Each month, the average customer contributes $16k in profits to the company – which we calculated using a simple gross margin % with no other adjustments.

3. Customer Lifetime Value Calculation (CLV)

In our next step, we divide the gross contribution per customer by the monthly churn rate, which is assumed to be 2.5% here.

  • Customer Lifetime Value (CLV) = $16k Gross Contribution Per Customer ÷ 2.5% Monthly Churn = $640k

The takeaway is that for this hypothetical company, one customer is expected to generate a total of $640k in profits throughout his/her entire lifespan as a customer.

Whether the $640k CLV value is positive (or negative) depends on the customer acquisition costs (CAC), which is the amount spent to convince the customer to initially purchase the company’s products/services.

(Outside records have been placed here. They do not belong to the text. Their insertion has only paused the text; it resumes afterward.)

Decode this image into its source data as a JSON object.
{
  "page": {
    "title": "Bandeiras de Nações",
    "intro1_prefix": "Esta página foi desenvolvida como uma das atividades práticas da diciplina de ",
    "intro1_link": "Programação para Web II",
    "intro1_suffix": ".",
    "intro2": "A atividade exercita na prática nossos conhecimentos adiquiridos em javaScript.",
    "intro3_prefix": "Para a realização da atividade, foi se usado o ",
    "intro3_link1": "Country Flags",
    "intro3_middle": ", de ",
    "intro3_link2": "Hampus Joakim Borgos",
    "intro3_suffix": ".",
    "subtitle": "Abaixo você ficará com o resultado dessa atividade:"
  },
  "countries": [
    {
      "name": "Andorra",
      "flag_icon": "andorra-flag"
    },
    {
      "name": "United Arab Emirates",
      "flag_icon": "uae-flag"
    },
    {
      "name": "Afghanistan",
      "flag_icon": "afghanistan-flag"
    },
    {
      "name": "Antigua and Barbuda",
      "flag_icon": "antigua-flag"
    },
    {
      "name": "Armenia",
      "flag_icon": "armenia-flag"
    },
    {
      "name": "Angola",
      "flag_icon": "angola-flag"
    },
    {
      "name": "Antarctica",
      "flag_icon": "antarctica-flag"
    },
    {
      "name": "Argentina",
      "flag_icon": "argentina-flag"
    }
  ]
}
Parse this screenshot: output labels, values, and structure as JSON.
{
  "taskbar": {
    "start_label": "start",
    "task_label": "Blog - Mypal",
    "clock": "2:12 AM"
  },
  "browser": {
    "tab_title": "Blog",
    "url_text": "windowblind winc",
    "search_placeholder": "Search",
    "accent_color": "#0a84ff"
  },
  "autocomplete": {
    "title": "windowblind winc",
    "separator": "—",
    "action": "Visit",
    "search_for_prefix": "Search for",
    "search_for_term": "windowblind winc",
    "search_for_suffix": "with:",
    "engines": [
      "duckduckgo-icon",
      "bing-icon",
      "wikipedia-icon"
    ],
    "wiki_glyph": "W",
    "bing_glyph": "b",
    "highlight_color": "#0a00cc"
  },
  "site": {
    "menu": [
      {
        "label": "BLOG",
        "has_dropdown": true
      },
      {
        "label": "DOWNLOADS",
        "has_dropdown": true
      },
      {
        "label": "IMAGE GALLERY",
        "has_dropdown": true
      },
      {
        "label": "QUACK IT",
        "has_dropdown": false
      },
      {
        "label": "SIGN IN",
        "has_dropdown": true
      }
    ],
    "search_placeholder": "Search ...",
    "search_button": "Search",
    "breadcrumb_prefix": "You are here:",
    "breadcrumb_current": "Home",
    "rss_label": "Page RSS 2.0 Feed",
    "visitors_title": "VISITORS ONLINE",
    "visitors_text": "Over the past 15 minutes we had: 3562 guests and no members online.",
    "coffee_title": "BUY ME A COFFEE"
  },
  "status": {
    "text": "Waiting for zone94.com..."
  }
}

4. CLV/CAC Ratio Calculation Analysis

Suppose our hypothetical SaaS business has historically incurred $640K in costs to acquire one new customer.

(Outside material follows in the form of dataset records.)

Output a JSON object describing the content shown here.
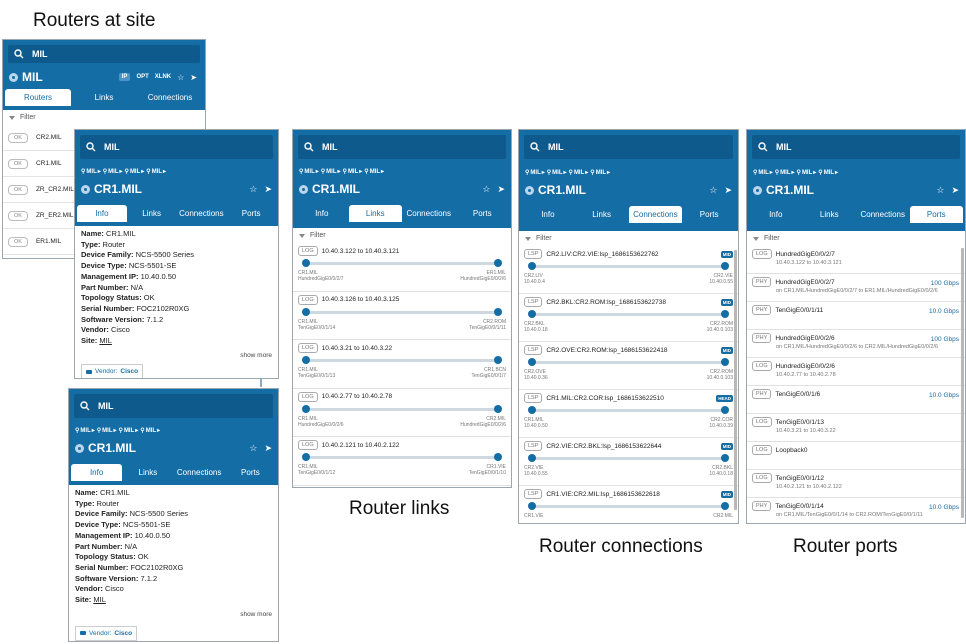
{
  "captions": {
    "routers_at_site": "Routers at site",
    "router_links": "Router links",
    "router_connections": "Router connections",
    "router_ports": "Router ports"
  },
  "search_value": "MIL",
  "breadcrumb": [
    "MIL",
    "MIL",
    "MIL",
    "MIL"
  ],
  "router_title": "CR1.MIL",
  "site_panel": {
    "title": "MIL",
    "layer_buttons": [
      "IP",
      "OPT",
      "XLNK"
    ],
    "tabs": [
      "Routers",
      "Links",
      "Connections"
    ],
    "filter_label": "Filter",
    "ok_label": "OK",
    "routers": [
      "CR2.MIL",
      "CR1.MIL",
      "ZR_CR2.MIL",
      "ZR_ER2.MIL",
      "ER1.MIL"
    ]
  },
  "router_tabs": [
    "Info",
    "Links",
    "Connections",
    "Ports"
  ],
  "filter_label": "Filter",
  "info": {
    "name_label": "Name:",
    "name": "CR1.MIL",
    "type_label": "Type:",
    "type": "Router",
    "family_label": "Device Family:",
    "family": "NCS-5500 Series",
    "dtype_label": "Device Type:",
    "dtype": "NCS-5501-SE",
    "mgmt_label": "Management IP:",
    "mgmt": "10.40.0.50",
    "part_label": "Part Number:",
    "part": "N/A",
    "topo_label": "Topology Status:",
    "topo": "OK",
    "serial_label": "Serial Number:",
    "serial": "FOC2102R0XG",
    "sw_label": "Software Version:",
    "sw": "7.1.2",
    "vendor_label": "Vendor:",
    "vendor": "Cisco",
    "site_label": "Site:",
    "site": "MIL",
    "show_more": "show more",
    "vendor_chip_label": "Vendor:",
    "vendor_chip_value": "Cisco"
  },
  "links": [
    {
      "badge": "LOG",
      "name": "10.40.3.122 to 10.40.3.121",
      "a": "CR1.MIL",
      "a_port": "HundredGigE0/0/2/7",
      "b": "ER1.MIL",
      "b_port": "HundredGigE0/0/2/6"
    },
    {
      "badge": "LOG",
      "name": "10.40.3.126 to 10.40.3.125",
      "a": "CR1.MIL",
      "a_port": "TenGigE0/0/1/14",
      "b": "CR2.ROM",
      "b_port": "TenGigE0/0/1/11"
    },
    {
      "badge": "LOG",
      "name": "10.40.3.21 to 10.40.3.22",
      "a": "CR1.MIL",
      "a_port": "TenGigE0/0/1/13",
      "b": "CR1.BCN",
      "b_port": "TenGigE0/0/1/7"
    },
    {
      "badge": "LOG",
      "name": "10.40.2.77 to 10.40.2.78",
      "a": "CR1.MIL",
      "a_port": "HundredGigE0/0/2/6",
      "b": "CR2.MIL",
      "b_port": "HundredGigE0/0/2/6"
    },
    {
      "badge": "LOG",
      "name": "10.40.2.121 to 10.40.2.122",
      "a": "CR1.MIL",
      "a_port": "TenGigE0/0/1/12",
      "b": "CR1.VIE",
      "b_port": "TenGigE0/0/1/10"
    }
  ],
  "connections": [
    {
      "badge": "LSP",
      "name": "CR2.LIV:CR2.VIE:lsp_1686153622762",
      "status": "MID",
      "a": "CR2.LIV",
      "a_ip": "10.40.0.4",
      "b": "CR2.VIE",
      "b_ip": "10.40.0.55"
    },
    {
      "badge": "LSP",
      "name": "CR2.BKL:CR2.ROM:lsp_1686153622738",
      "status": "MID",
      "a": "CR2.BKL",
      "a_ip": "10.40.0.18",
      "b": "CR2.ROM",
      "b_ip": "10.40.0.103"
    },
    {
      "badge": "LSP",
      "name": "CR2.OVE:CR2.ROM:lsp_1686153622418",
      "status": "MID",
      "a": "CR2.OVE",
      "a_ip": "10.40.0.36",
      "b": "CR2.ROM",
      "b_ip": "10.40.0.103"
    },
    {
      "badge": "LSP",
      "name": "CR1.MIL:CR2.COR:lsp_1686153622510",
      "status": "HEAD",
      "a": "CR1.MIL",
      "a_ip": "10.40.0.50",
      "b": "CR2.COR",
      "b_ip": "10.40.0.39"
    },
    {
      "badge": "LSP",
      "name": "CR2.VIE:CR2.BKL:lsp_1686153622644",
      "status": "MID",
      "a": "CR2.VIE",
      "a_ip": "10.40.0.55",
      "b": "CR2.BKL",
      "b_ip": "10.40.0.18"
    },
    {
      "badge": "LSP",
      "name": "CR1.VIE:CR2.MIL:lsp_1686153622618",
      "status": "MID",
      "a": "CR1.VIE",
      "a_ip": "",
      "b": "CR2.MIL",
      "b_ip": ""
    }
  ],
  "ports": [
    {
      "badge": "LOG",
      "name": "HundredGigE0/0/2/7",
      "sub": "10.40.3.122 to 10.40.3.121",
      "speed": ""
    },
    {
      "badge": "PHY",
      "name": "HundredGigE0/0/2/7",
      "sub": "on CR1.MIL/HundredGigE0/0/2/7 to ER1.MIL/HundredGigE0/0/2/6",
      "speed": "100 Gbps"
    },
    {
      "badge": "PHY",
      "name": "TenGigE0/0/1/11",
      "sub": "",
      "speed": "10.0 Gbps"
    },
    {
      "badge": "PHY",
      "name": "HundredGigE0/0/2/6",
      "sub": "on CR1.MIL/HundredGigE0/0/2/6 to CR2.MIL/HundredGigE0/0/2/6",
      "speed": "100 Gbps"
    },
    {
      "badge": "LOG",
      "name": "HundredGigE0/0/2/6",
      "sub": "10.40.2.77 to 10.40.2.78",
      "speed": ""
    },
    {
      "badge": "PHY",
      "name": "TenGigE0/0/1/6",
      "sub": "",
      "speed": "10.0 Gbps"
    },
    {
      "badge": "LOG",
      "name": "TenGigE0/0/1/13",
      "sub": "10.40.3.21 to 10.40.3.22",
      "speed": ""
    },
    {
      "badge": "LOG",
      "name": "Loopback0",
      "sub": "",
      "speed": ""
    },
    {
      "badge": "LOG",
      "name": "TenGigE0/0/1/12",
      "sub": "10.40.2.121 to 10.40.2.122",
      "speed": ""
    },
    {
      "badge": "PHY",
      "name": "TenGigE0/0/1/14",
      "sub": "on CR1.MIL/TenGigE0/0/1/14 to CR2.ROM/TenGigE0/0/1/11",
      "speed": "10.0 Gbps"
    }
  ],
  "colors": {
    "header": "#156da6",
    "search": "#0f5a8c",
    "accent": "#156da6"
  }
}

Given that assumption, the CLV/CAC ratio is equal to roughly 1.0x (i.e. “break-even”).

If our company wants to become more profitable, the CLV/CAC ratio of 1.0x is a potential red flag implying that urgent changes to the business model might be required.

But assuming the CAC was $213k instead, the LTV/CAC ratio comes out to 3.0x, which is right where the company should want to be in order to be the best positioned for sustainable, long-term growth.

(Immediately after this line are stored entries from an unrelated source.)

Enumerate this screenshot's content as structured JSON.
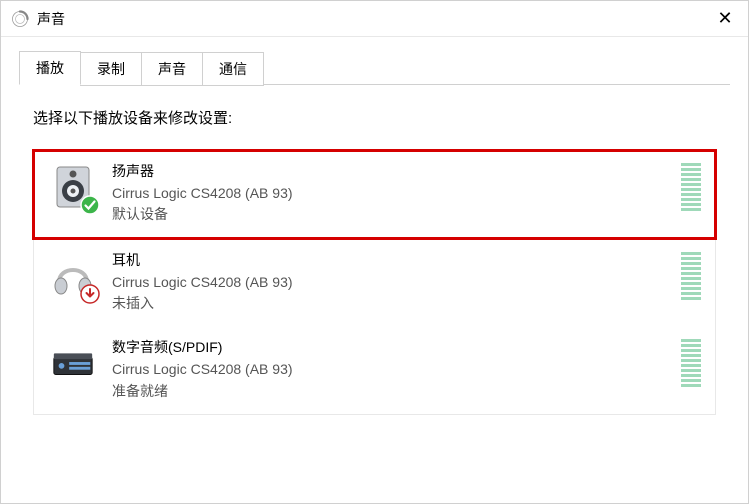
{
  "window": {
    "title": "声音"
  },
  "tabs": {
    "items": [
      {
        "label": "播放",
        "active": true
      },
      {
        "label": "录制",
        "active": false
      },
      {
        "label": "声音",
        "active": false
      },
      {
        "label": "通信",
        "active": false
      }
    ]
  },
  "instruction": "选择以下播放设备来修改设置:",
  "devices": [
    {
      "name": "扬声器",
      "desc": "Cirrus Logic CS4208 (AB 93)",
      "status": "默认设备",
      "icon": "speaker-icon",
      "badge": "check",
      "highlight": true
    },
    {
      "name": "耳机",
      "desc": "Cirrus Logic CS4208 (AB 93)",
      "status": "未插入",
      "icon": "headphones-icon",
      "badge": "down",
      "highlight": false
    },
    {
      "name": "数字音频(S/PDIF)",
      "desc": "Cirrus Logic CS4208 (AB 93)",
      "status": "准备就绪",
      "icon": "spdif-icon",
      "badge": null,
      "highlight": false
    }
  ]
}
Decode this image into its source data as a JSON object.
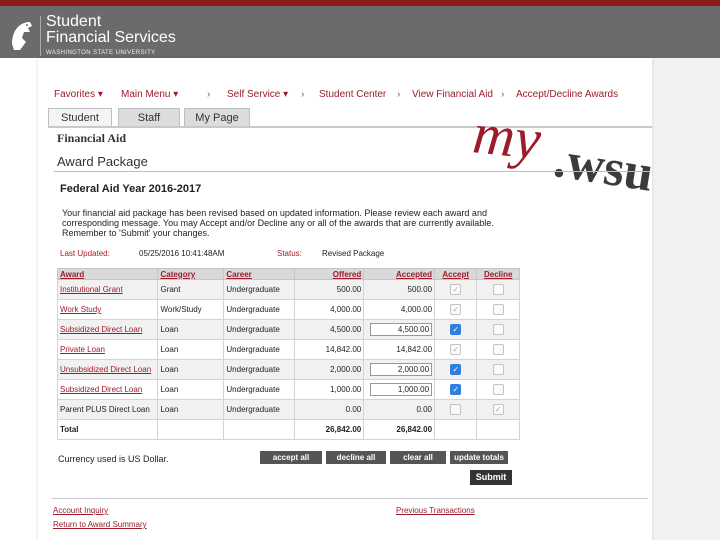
{
  "brand": {
    "title_line1": "Student",
    "title_line2": "Financial Services",
    "subtitle": "WASHINGTON STATE UNIVERSITY",
    "logo_icon": "wsu-cougar-icon"
  },
  "watermark": {
    "part1": "my",
    "part2": ".wsu"
  },
  "breadcrumbs": [
    {
      "label": "Favorites ▾"
    },
    {
      "label": "Main Menu ▾"
    },
    {
      "label": "›"
    },
    {
      "label": "Self Service ▾"
    },
    {
      "label": "›"
    },
    {
      "label": "Student Center"
    },
    {
      "label": "›"
    },
    {
      "label": "View Financial Aid"
    },
    {
      "label": "›"
    },
    {
      "label": "Accept/Decline Awards"
    }
  ],
  "tabs": [
    "Student",
    "Staff",
    "My Page"
  ],
  "headings": {
    "financial_aid": "Financial Aid",
    "award_package": "Award Package",
    "aid_year": "Federal Aid Year 2016-2017"
  },
  "message": "Your financial aid package has been revised based on updated information. Please review each award and corresponding message. You may Accept and/or Decline any or all of the awards that are currently available. Remember to 'Submit' your changes.",
  "status_info": {
    "last_updated_label": "Last Updated:",
    "last_updated_value": "05/25/2016 10:41:48AM",
    "status_label": "Status:",
    "status_value": "Revised Package"
  },
  "table": {
    "headers": [
      "Award",
      "Category",
      "Career",
      "Offered",
      "Accepted",
      "Accept",
      "Decline"
    ],
    "rows": [
      {
        "award": "Institutional Grant",
        "category": "Grant",
        "career": "Undergraduate",
        "offered": "500.00",
        "accepted": "500.00",
        "editable": false,
        "accept": "checked-disabled",
        "decline": "unchecked-disabled"
      },
      {
        "award": "Work Study",
        "category": "Work/Study",
        "career": "Undergraduate",
        "offered": "4,000.00",
        "accepted": "4,000.00",
        "editable": false,
        "accept": "checked-disabled",
        "decline": "unchecked-disabled"
      },
      {
        "award": "Subsidized Direct Loan",
        "category": "Loan",
        "career": "Undergraduate",
        "offered": "4,500.00",
        "accepted": "4,500.00",
        "editable": true,
        "accept": "checked",
        "decline": "unchecked"
      },
      {
        "award": "Private Loan",
        "category": "Loan",
        "career": "Undergraduate",
        "offered": "14,842.00",
        "accepted": "14,842.00",
        "editable": false,
        "accept": "checked-disabled",
        "decline": "unchecked-disabled"
      },
      {
        "award": "Unsubsidized Direct Loan",
        "category": "Loan",
        "career": "Undergraduate",
        "offered": "2,000.00",
        "accepted": "2,000.00",
        "editable": true,
        "accept": "checked",
        "decline": "unchecked"
      },
      {
        "award": "Subsidized Direct Loan",
        "category": "Loan",
        "career": "Undergraduate",
        "offered": "1,000.00",
        "accepted": "1,000.00",
        "editable": true,
        "accept": "checked",
        "decline": "unchecked"
      },
      {
        "award": "Parent PLUS Direct Loan",
        "category": "Loan",
        "career": "Undergraduate",
        "offered": "0.00",
        "accepted": "0.00",
        "editable": false,
        "accept": "unchecked-disabled",
        "decline": "checked-disabled"
      }
    ],
    "total": {
      "label": "Total",
      "offered": "26,842.00",
      "accepted": "26,842.00"
    }
  },
  "currency_note": "Currency used is US Dollar.",
  "buttons": {
    "accept_all": "accept all",
    "decline_all": "decline all",
    "clear_all": "clear all",
    "update_totals": "update totals",
    "submit": "Submit"
  },
  "footer_links": {
    "account_inquiry": "Account Inquiry",
    "return_summary": "Return to Award Summary",
    "previous_transactions": "Previous Transactions"
  },
  "colors": {
    "brand_red": "#9c1c2b",
    "brand_gray": "#6b6b6b",
    "checkbox_blue": "#2f7fe0"
  }
}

Customer Lifetime Value Calculator (CLV)

What is the Discount Rate in the CLV Formula?

The CLV metric assume customers produce a certain amount of revenue (and therefore profit) each month or year for a seller (i.e. the company).

Considering the “time value of money”, any future cash flows expected to be received hold less value in comparison to if payment was received on the present date – thus, a discount rate is often attached to calculating CLV.

However, for illustrative purposes, our exercise used a simpler variation of the metric.

How to Increase Customer Lifetime Value (CLV)

Since the lifetime value measures the profit that customers contribute across the duration of the business relationship, it would clearly be in the best interests of companies to increase the LTV.

CLV is one of the most important considerations when projecting the recurring revenue and costs, or expenses, of a SaaS business.

Why? Because if economic benefits (i.e. profits) from each customer do not justify the spending, the company will eventually deplete its entire cash reserves and shut down.

Based on the estimated CLV of the existing customer base, several departments within a company will adjust their budgets and projected spending accordingly, such as:

  • Product Development Costs
  • Sales and Marketing Expenses (S&M)
  • Advertising Campaigns

CLV can also impact the current pricing structure of a company’s line-up of products and/or services – or in more concerning cases, could lead to a complete overhaul as a final “Hail Mary” attempt to keep the company afloat.

If a company’s target (or “optimal”) CLV has been reached, that means the current strategies in place and budgets are promising, even if further adjustments in the future are inevitable.

But for the time being, the current spending on acquiring new customers and retaining existing customers via continued engagement (i.e. to minimize churn) is putting the company on track to ultimately become profitable (or improve its margins).